News from LSU Health Shreveport

Dr. Samant Awarded LIFT2 Grant

Dr. Samant’s award will support his work on developing esophageal stents and advancing them for future use in a clinical setting.

Hrishikesh Samant, MD, Assistant Professor of Clinical Medicine in the Division of Gastroenterology and Hepatology at LSU Health Shreveport, has been awarded a LSU LIFT2 Grant for his project, “Bio-prosthetic Esophagus – Biodegradable, Stem-Cell Infused Esophageal Stents.” The LSU LIFT2 Fund was created by the LSU Board of Supervisors in 2014 to help “Leverage Innovation for Technology Transfer” across all campuses in the LSU system and support moving innovative concepts closer to commercialization.

Dr. Samant will use his LSU LIFT2 Grant award of $40,000 to validate the development of a bio-prosthetic, placental stem cell-infused esophagus technology as a platform for producing biodegradable, self-expandable and medication-loaded esophageal prosthesis/stent, which can be translated into clinical practice in the near future. The designs will be created through MRI scanning, modeling and bioprinting. J. Steven Alexander, PhD, Professor of Molecular and Cellular Physiology at LSU Health Shreveport, will be mentoring the 3D printing technology and incorporation of medications into the stent, which enhances bio-integration, limits infection and improves radiographic visibility.

Why is there a need for esophageal stents? An esophageal stent is device placed through constricted area of esophagus that allows food to pass from the mouth to stomach. Benign and malignant esophageal stricture (narrowing of the esophagus) are major reasons for placing a stent in esophagus. Other major reasons for using an esophageal stent is during closure of trachea-esophageal fistulas and spontaneous/iatrogenic esophageal holes.  

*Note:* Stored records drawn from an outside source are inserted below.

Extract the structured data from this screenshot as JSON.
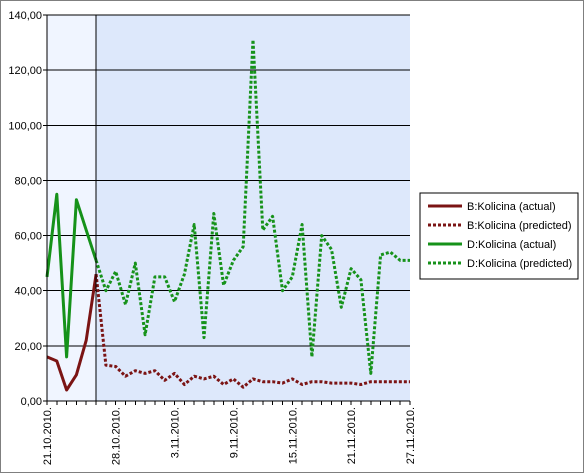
{
  "chart_data": {
    "type": "line",
    "title": "",
    "xlabel": "",
    "ylabel": "",
    "x_tick_labels": [
      "21.10.2010.",
      "28.10.2010.",
      "3.11.2010.",
      "9.11.2010.",
      "15.11.2010.",
      "21.11.2010.",
      "27.11.2010."
    ],
    "x_tick_days": [
      0,
      7,
      13,
      19,
      25,
      31,
      37
    ],
    "x_range_days": [
      0,
      37
    ],
    "actual_range_days": [
      0,
      5
    ],
    "ylim": [
      0,
      140
    ],
    "y_ticks": [
      0,
      20,
      40,
      60,
      80,
      100,
      120,
      140
    ],
    "y_tick_labels": [
      "0,00",
      "20,00",
      "40,00",
      "60,00",
      "80,00",
      "100,00",
      "120,00",
      "140,00"
    ],
    "grid": "horizontal major",
    "legend_position": "right",
    "colors": {
      "actual_shade": "#f0f5ff",
      "predicted_shade": "#dde8fb",
      "b_series": "#7b1414",
      "d_series": "#16921a"
    },
    "series": [
      {
        "name": "B:Kolicina (actual)",
        "style": "solid",
        "color": "#7b1414",
        "x": [
          0,
          1,
          2,
          3,
          4,
          5
        ],
        "y": [
          16,
          14.5,
          4,
          9.5,
          22,
          46
        ]
      },
      {
        "name": "B:Kolicina (predicted)",
        "style": "dotted",
        "color": "#7b1414",
        "x": [
          5,
          6,
          7,
          8,
          9,
          10,
          11,
          12,
          13,
          14,
          15,
          16,
          17,
          18,
          19,
          20,
          21,
          22,
          23,
          24,
          25,
          26,
          27,
          28,
          29,
          30,
          31,
          32,
          33,
          34,
          35,
          36,
          37
        ],
        "y": [
          46,
          13,
          12.5,
          9,
          11,
          10,
          11,
          7.5,
          10,
          6,
          9,
          8,
          9,
          6,
          8,
          5,
          8,
          7,
          7,
          6.5,
          8,
          6,
          7,
          7,
          6.5,
          6.5,
          6.5,
          6,
          7,
          7,
          7,
          7,
          7
        ]
      },
      {
        "name": "D:Kolicina (actual)",
        "style": "solid",
        "color": "#16921a",
        "x": [
          0,
          1,
          2,
          3,
          4,
          5
        ],
        "y": [
          45,
          75,
          16,
          73,
          62,
          51
        ]
      },
      {
        "name": "D:Kolicina (predicted)",
        "style": "dotted",
        "color": "#16921a",
        "x": [
          5,
          6,
          7,
          8,
          9,
          10,
          11,
          12,
          13,
          14,
          15,
          16,
          17,
          18,
          19,
          20,
          21,
          22,
          23,
          24,
          25,
          26,
          27,
          28,
          29,
          30,
          31,
          32,
          33,
          34,
          35,
          36,
          37
        ],
        "y": [
          51,
          40,
          47,
          35,
          50,
          24,
          45,
          45,
          36,
          46,
          64,
          23,
          68,
          42,
          51,
          56,
          131,
          62,
          67,
          40,
          45,
          64,
          16,
          60,
          55,
          34,
          48,
          44,
          10,
          53,
          54,
          51,
          51
        ]
      }
    ]
  }
}
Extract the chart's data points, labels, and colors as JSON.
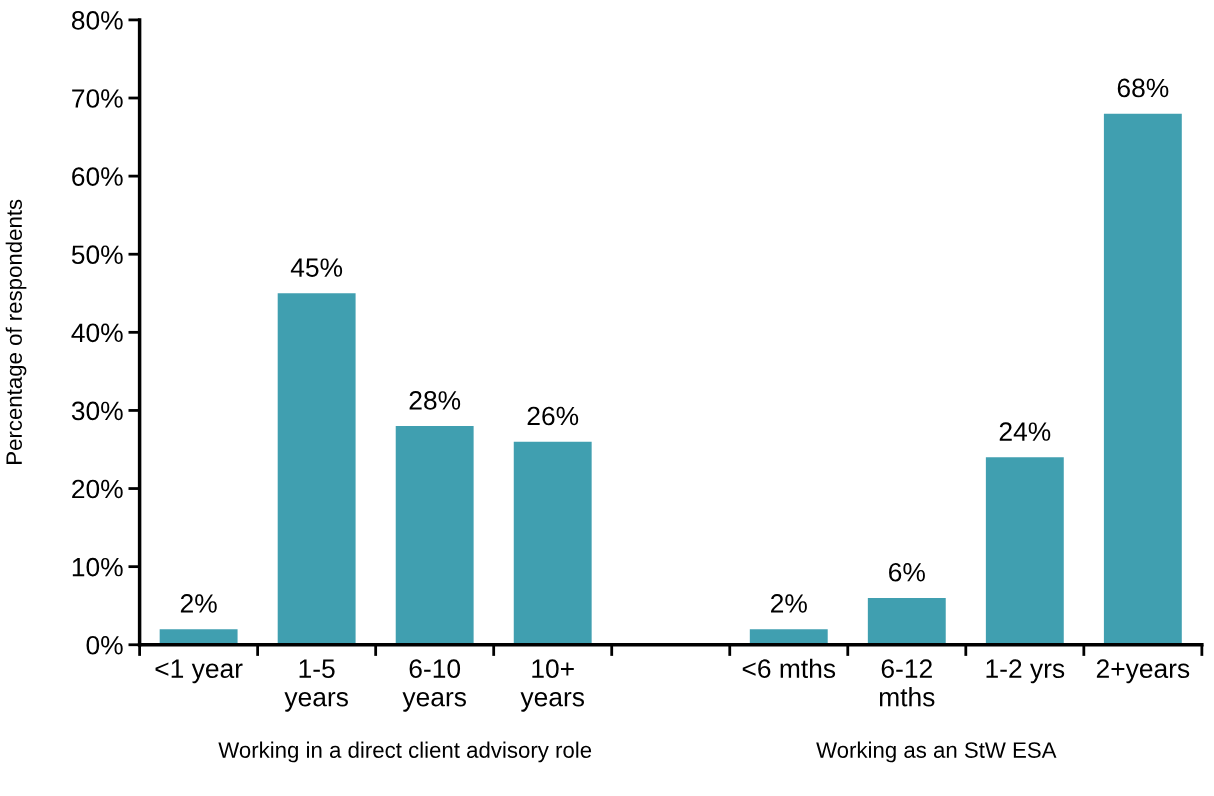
{
  "chart_data": {
    "type": "bar",
    "categories": [
      "<1 year",
      "1-5\nyears",
      "6-10\nyears",
      "10+\nyears",
      null,
      "<6 mths",
      "6-12\nmths",
      "1-2 yrs",
      "2+years"
    ],
    "values": [
      2,
      45,
      28,
      26,
      null,
      2,
      6,
      24,
      68
    ],
    "color": "#409fb0",
    "ylabel": "Percentage of respondents",
    "ylim": [
      0,
      80
    ],
    "yticks": [
      {
        "value": 0,
        "label": "0%"
      },
      {
        "value": 10,
        "label": "10%"
      },
      {
        "value": 20,
        "label": "20%"
      },
      {
        "value": 30,
        "label": "30%"
      },
      {
        "value": 40,
        "label": "40%"
      },
      {
        "value": 50,
        "label": "50%"
      },
      {
        "value": 60,
        "label": "60%"
      },
      {
        "value": 70,
        "label": "70%"
      },
      {
        "value": 80,
        "label": "80%"
      }
    ],
    "value_labels": [
      "2%",
      "45%",
      "28%",
      "26%",
      null,
      "2%",
      "6%",
      "24%",
      "68%"
    ],
    "grid": false,
    "legend": false,
    "annotations": [
      "Working in a direct client advisory role",
      "Working as an StW ESA"
    ]
  }
}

“Esophageal stents are lifesaving in these conditions as they prevent spillage of gastrointestinal contents into sterile mediastinum, and area of the body in the chest cavity between your lungs,” explained Dr. Samant. “Esophageal injuries due to trauma, burns or an esophagectomy to treat esophageal cancer often require removal of part or all of the esophagus, and gastric pull surgery to keep communication between mouth and intestine intact. These most complex digestive surgeries are associated with surgical connection complications that result in a prolonged hospital stay, cost burden, and increased morbidity and mortality.”

The use of self-dissolvable, flexible esophageal prosthesis in these settings is technically beneficial as it can be produced with 3D printing in large numbers and at a low cost. There is also a distinct advantage of size variability and the ability to incorporate stem cells, antimicrobial, anti-biofilm, anti-inflammatory and anti-cancer agents within the prosthetic model. Apart from cost effectiveness, these prostheses reduce risks associated with repeated endoscopic stent retrieval procedures. 3D printing technology will also give a unique control over defining the life expectancy of the prostheses making them function as a prosthetic esophagus to cover small anatomical defects and offering permanent solutions for preventing surgical anastomotic leaks. In addition, by modifying the shape and properties of prostheses or cross-linking material, a bio-prosthetic esophagus will be individualized for a patient’s specific need and help reduce some known complications of esophageal stents like migration, tissue ingrowth, and reflux. There is further excitement in this product since the prosthesis can be easily laced with chemotherapy drugs, which may open new horizon as localized therapy for malignant (cancerous) strictures of the esophagus.